Training, simplified

Piaffe

When Jay and I were watching dressage at the WEG, we were using the headsets in which a commentator was, well, commentating.  I don’t know if this happens to you, but sometimes a particular turn of phrase will have such an undeniable “truthiness” (oh how I love that word) to it that I find myself putting everything else immediately aside to think about it.  The commentator was acknowledging a particularly beautiful piaffe in an afternoon of piaffing excellence.  She said,

“When you train a horse you have to do two things:  You have to teach him the mechanics of what you wish him to do, and then you have to teach him that he is good at it.”

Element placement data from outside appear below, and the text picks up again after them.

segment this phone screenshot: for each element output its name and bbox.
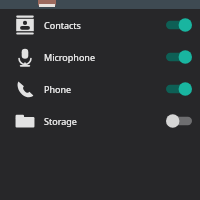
button[interactable]: Toggle on bbox=[166, 49, 192, 65]
button[interactable]: Toggle on bbox=[166, 17, 192, 33]
button[interactable]: Toggle off bbox=[166, 113, 192, 129]
button[interactable]: Toggle on bbox=[166, 81, 192, 97]
staticText: Storage bbox=[44, 115, 77, 127]
staticText: Microphone bbox=[44, 51, 95, 63]
button[interactable]: Storage bbox=[0, 105, 200, 137]
button[interactable]: Contacts bbox=[0, 9, 200, 41]
staticText: Contacts bbox=[44, 19, 81, 31]
staticText: Phone bbox=[44, 83, 72, 95]
button[interactable]: Microphone bbox=[0, 41, 200, 73]
button[interactable]: Phone bbox=[0, 73, 200, 105]
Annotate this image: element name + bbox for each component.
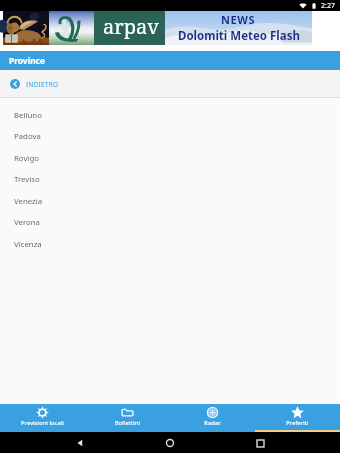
staticText: Padova xyxy=(14,131,41,142)
button[interactable]: Rovigo xyxy=(0,147,340,169)
staticText: Belluno xyxy=(14,110,42,121)
staticText: arpav xyxy=(103,13,159,40)
staticText: Radar xyxy=(204,419,221,427)
staticText: Previsioni locali xyxy=(21,419,64,427)
staticText: INDIETRO xyxy=(26,80,59,89)
button[interactable]: Treviso xyxy=(0,169,340,190)
button[interactable]: Verona xyxy=(0,212,340,233)
button[interactable]: Padova xyxy=(0,126,340,147)
button[interactable]: Home xyxy=(160,433,180,453)
button[interactable]: INDIETRO xyxy=(10,70,59,98)
staticText: NEWS xyxy=(221,12,256,27)
staticText: Preferiti xyxy=(286,419,309,427)
staticText: Verona xyxy=(14,217,40,228)
button[interactable]: Recents xyxy=(250,433,270,453)
button[interactable]: Preferiti xyxy=(255,404,340,432)
button[interactable]: Previsioni locali xyxy=(0,404,85,432)
staticText: Venezia xyxy=(14,196,43,207)
button[interactable]: Vicenza xyxy=(0,233,340,255)
staticText: Dolomiti Meteo Flash xyxy=(178,28,300,44)
button[interactable]: Bollettini xyxy=(85,404,170,432)
button[interactable]: Venezia xyxy=(0,190,340,212)
button[interactable]: Radar xyxy=(170,404,255,432)
staticText: Province xyxy=(9,55,45,66)
button[interactable]: Belluno xyxy=(0,104,340,126)
staticText: Rovigo xyxy=(14,153,39,164)
staticText: Vicenza xyxy=(14,239,42,250)
staticText: 2:27 xyxy=(321,1,335,11)
staticText: Bollettini xyxy=(115,419,140,427)
staticText: Treviso xyxy=(14,174,40,185)
button[interactable]: Back xyxy=(70,433,90,453)
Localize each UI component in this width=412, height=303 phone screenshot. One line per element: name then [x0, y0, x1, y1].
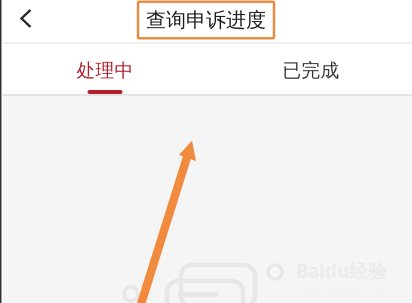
button[interactable]: 处理中	[0, 44, 206, 94]
button[interactable]: Back	[5, 0, 47, 40]
staticText: 已完成	[282, 59, 340, 82]
staticText: Baidu经验	[296, 258, 387, 283]
staticText: 处理中	[76, 59, 134, 82]
button[interactable]: 已完成	[206, 44, 412, 94]
staticText: 查询申诉进度	[146, 8, 266, 32]
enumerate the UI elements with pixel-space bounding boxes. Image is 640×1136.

Upon hearing that, I didn’t really see the rest of the test, though I was looking.  It was like a lightning bolt hit me, and I sat there, stunned.  That one sentence encapsulated all that I do with horses.  A trainer has to know the correct mechanics of any skill she is trying to teach (what are the footfalls of canter?  How does half pass start?  How does a horse arrange his legs in all stages of a jump?).  The trainer also has to know when the work is correct, or even close while they are learning, and communicate that to the horse.  Congratulate him, even.  When the horse gets his paycheck in praise for doing a thing as we wish, pretty soon he likes to do that thing.  When he likes to do that thing, he performs it with increasing confidence, which, if nurtured, becomes brilliance.

So the horse piaffing with joyful brilliance in front of us that day had mastered the mechanics of the movement, and he clearly knew he was good at it.  It was a joy to see.  Now that’s training.